Sweet words butter no bread. But they may put honey on your crumpets, and isn’t that even a little bit better?
Who doesn’t want to have a bit of blarney, a silver tongue, the power to charm with shimmering lexis and lithe syntax? Well, I guess some people don’t – there are those who pride themselves in being plain-spoken. But even plain speech can have the power of persuasion, and some of the sweetest words are direct and unadorned.
What, in fact, is the key characteristic of honey-tongued speech? Is it apposite use of adjectives and epithets? Is it careful control of the phonemes and rhythms? Is it striking use of imagery? Is it flattery of the addressee? Which of these is the sweetest sentence: “The sight and sound of you pulls me like iron filings to a rare earth magnet”; “You are a cross of the best parts of Cate Blanchett and Jeremy Irons”; “Your clothing caresses the eyes and your speech is a fabric of electric sparkles”; “You are visually elegant and orally melliloquent”?
I’m sure it comes down to taste. Not even everyone likes the taste of honey, for that matter.

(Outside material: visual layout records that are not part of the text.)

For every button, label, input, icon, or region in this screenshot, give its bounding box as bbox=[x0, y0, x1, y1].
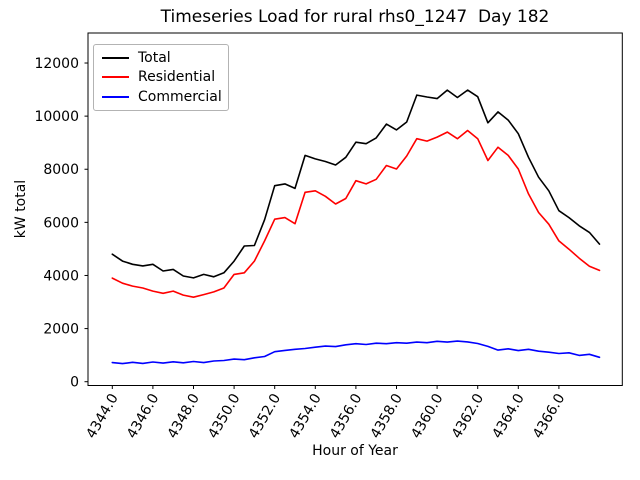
y-tick-label: 8000 bbox=[43, 162, 79, 178]
y-tick-label: 0 bbox=[70, 375, 79, 391]
legend: Total Residential Commercial bbox=[93, 44, 229, 111]
y-tick-label: 10000 bbox=[34, 109, 79, 125]
x-tick-label: 4364.0 bbox=[489, 391, 527, 441]
legend-item-residential: Residential bbox=[102, 70, 220, 84]
series-line-total bbox=[111, 89, 601, 279]
x-tick-label: 4356.0 bbox=[327, 391, 365, 441]
x-tick-label: 4366.0 bbox=[530, 391, 568, 441]
x-tick-label: 4350.0 bbox=[205, 391, 243, 441]
legend-label-residential: Residential bbox=[138, 69, 216, 86]
x-tick-label: 4358.0 bbox=[368, 391, 406, 441]
legend-line-commercial-icon bbox=[102, 96, 129, 99]
legend-label-total: Total bbox=[138, 49, 171, 66]
x-tick-label: 4354.0 bbox=[286, 391, 324, 441]
x-tick-label: 4360.0 bbox=[408, 391, 446, 441]
x-axis-label: Hour of Year bbox=[312, 443, 398, 459]
legend-label-commercial: Commercial bbox=[138, 89, 222, 106]
x-tick-label: 4344.0 bbox=[83, 391, 121, 441]
axes-spines bbox=[87, 32, 623, 386]
legend-line-residential-icon bbox=[102, 76, 129, 79]
y-tick-label: 4000 bbox=[43, 268, 79, 284]
x-tick-label: 4362.0 bbox=[449, 391, 487, 441]
chart-title: Timeseries Load for rural rhs0_1247 Day … bbox=[160, 7, 550, 27]
x-tick-label: 4346.0 bbox=[124, 391, 162, 441]
y-tick-label: 2000 bbox=[43, 322, 79, 338]
x-tick-label: 4348.0 bbox=[165, 391, 203, 441]
series-line-commercial bbox=[111, 340, 601, 365]
x-tick-label: 4352.0 bbox=[246, 391, 284, 441]
y-tick-label: 6000 bbox=[43, 215, 79, 231]
legend-item-total: Total bbox=[102, 51, 220, 65]
y-tick-label: 12000 bbox=[34, 56, 79, 72]
legend-item-commercial: Commercial bbox=[102, 89, 222, 106]
legend-line-total-icon bbox=[102, 56, 129, 59]
series-line-residential bbox=[111, 129, 601, 299]
y-axis-label: kW total bbox=[13, 179, 29, 239]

But this is about melliloquence, and the mell in there refers to honey, just as it does in mellifluous. In English it also has an echo of mellow, which smooths it out like oak aging, but that is an etymologically unrelated word. So is marshmallow, but sweet soft words can be as marshmallows to the mouth and ear. And somehow we overlook the overlap with smell.
If you ask people what the most beautiful words are, some will choose words with beautiful senses, but others will hew towards certain sounds. The sounds typically lean in the same direction: flowing vowels, nasals, a few soft voiceless sounds, and especially the liquids /r/ and /l/. Add the crisp whisper of voicelessness and the ll of Welsh is a sure-fire charmer, but we in English don’t have that phoneme. It’s no great surprise that Tolkien based his two Elvish languages on Welsh and Finnish (see namárië). I recall one person’s list of the most beautiful words – well, I recall two of the words it included: Shenandoah (a popular choice, I think) and diarrhea. Which does have a nice sound to it, the word I mean; its denotation detracts a bit much for many people.
A word that was not on the list was melliloquent. I feel confident that this was at least in part because the author didn’t know it. It is a beautiful word, isn’t it? It starts with that soft, warm nasal, and then flows through parallel liquids; a crisp stop in the back moves into a glide, then another nasal and a stop. On the page it has those stripes llil and it is such a nice long word. And it means something so nice: sweet words, honeyed speech. Who doesn’t like to hear nice things? Well, I guess some people don’t, or at least not invariably – some dislike hearing good things about competitors, and some are uncomfortable with receiving praise, even though to others compliments are the ultimate honey (entrappingly so – even more than a spider’s web, honeyed words lead to the undoing of many flies).
I suppose the ultimate melliloquence would be words that have all of the above: praise, strikingly beautiful imagery, evocative and novel vocabulary, and an exquisite ensemble of sounds. And, of course, sincerity.
I hope you weren’t expecting an example. I kinda suck at that stuff.
Anyway, different people like different things. I’m sure each of you has encountered examples of exquisite melliloquence. I won’t mind hearing of any that you might recall.